Michel Taylor, a former vice-president for public policy at Monsanto, and his co-author Jerry Cayforth, both of whom work for Resources for the Future (RFF) in Washington, point out that the United States has acknowledged the importance of developing-country agriculture in achieving the United Nations' Millennium Development Goals.

But they say that many US policies, including those on patents, are not fully aligned with these goals, or with achieving global food security. In contrast, they argue that changes in patent policy could simultaneously advance both food security and the broader international interests of the United States.

The authors acknowledge that patents play an important role in stimulating private investment in plant biotechnology, and emphasise that they are neither pro-patent nor anti-patent.

"But we find the case for policy change convincing," they say, adding that biotechnology cannot benefit African companies "if those who would develop the technology specifically for developing-country purposes cannot gain access to it".

The authors point out that the ways that US patent policy affects developing countries are complex and multifaceted, and include domestic policies on what gets patented and the rules governing access to US-patented technology.

In future, they add, developing-country access to biotechnology for food security purposes may be affected even more substantially by patent-related policies in the international arena, such as implementation of the Trade-related Aspects of Intellectual Property Rights (TRIPS) agreement, international harmonisation of patent laws through the World Intellectual Property Organisation (WIPO), and the use of bilateral trade relationships to strengthen patent protection.

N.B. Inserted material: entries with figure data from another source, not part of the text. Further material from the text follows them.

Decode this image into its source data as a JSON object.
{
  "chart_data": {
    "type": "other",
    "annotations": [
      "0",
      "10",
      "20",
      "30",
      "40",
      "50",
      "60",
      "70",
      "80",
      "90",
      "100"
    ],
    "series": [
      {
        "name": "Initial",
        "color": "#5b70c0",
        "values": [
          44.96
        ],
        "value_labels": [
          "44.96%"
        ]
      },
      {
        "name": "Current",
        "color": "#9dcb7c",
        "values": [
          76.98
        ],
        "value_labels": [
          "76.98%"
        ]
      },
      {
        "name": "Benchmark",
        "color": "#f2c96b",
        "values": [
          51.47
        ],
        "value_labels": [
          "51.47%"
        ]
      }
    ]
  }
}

"There is flexibility within the TRIPS agreement, but it is important the developing countries are supported in using that flexibility to devise systems that meet their needs," says Taylor, echoing arguments put forward last year by the UK-financed international Commission on Intellectual Property Rights.

In contrast, however, WIPO is focusing on a 'one size fits all' approach to patents that would support the move toward a single worldwide patent. "If successful, this approach to harmonisation could hinder developing countries in adopting patent regimes tailored to their particular needs, including the need to foster dissemination of biotechnology for food security purposes," say Taylor and Cayforth.

They argue that, as the richest and most powerful country in the world, the United States has a duty to avoid actions and policies with unnecessary and avoidable adverse impacts on progress elsewhere. This includes patent policies that adversely affect food security in developing countries.

"A lot of people think that it is a zero sum game, and imagine that anything that weakens a patent is to the detriment of the patent holder," says Cayforth. "We argue that, if you take the broader picture into account, that is not necessarily the case."

He and Taylor place possible changes in US patent policy in three categories: changing law and policy to improve access to patented technologies; preserving the flexibility developing countries have under the current TRIPS agreement to tailor their patent systems to their local needs; and implementing more fully the article regarding support for technology transfer.

Five domestic patent policy alternatives, they add, deserve consideration: creating a strong research exemption; compulsory licensing for agricultural biotechnology; requiring patent holders to demonstrate that they are exploiting the patents; making use of the government's authority to allow the use of patented tools of biotechnology for food security purposes; and placing government-funded technology in the public domain.

"There are changes the United States could make in both its domestic and foreign policies that would improve developing-country access to the patented tools of biotechnology without significantly undercutting the core invention incentives of the patent system," say Taylor and Cayforth.

"These changes deserve consideration as the United States grapples with its heightened national interest in global food security and works to build a harmonised global patent system that embraces the needs of developed and developing countries alike."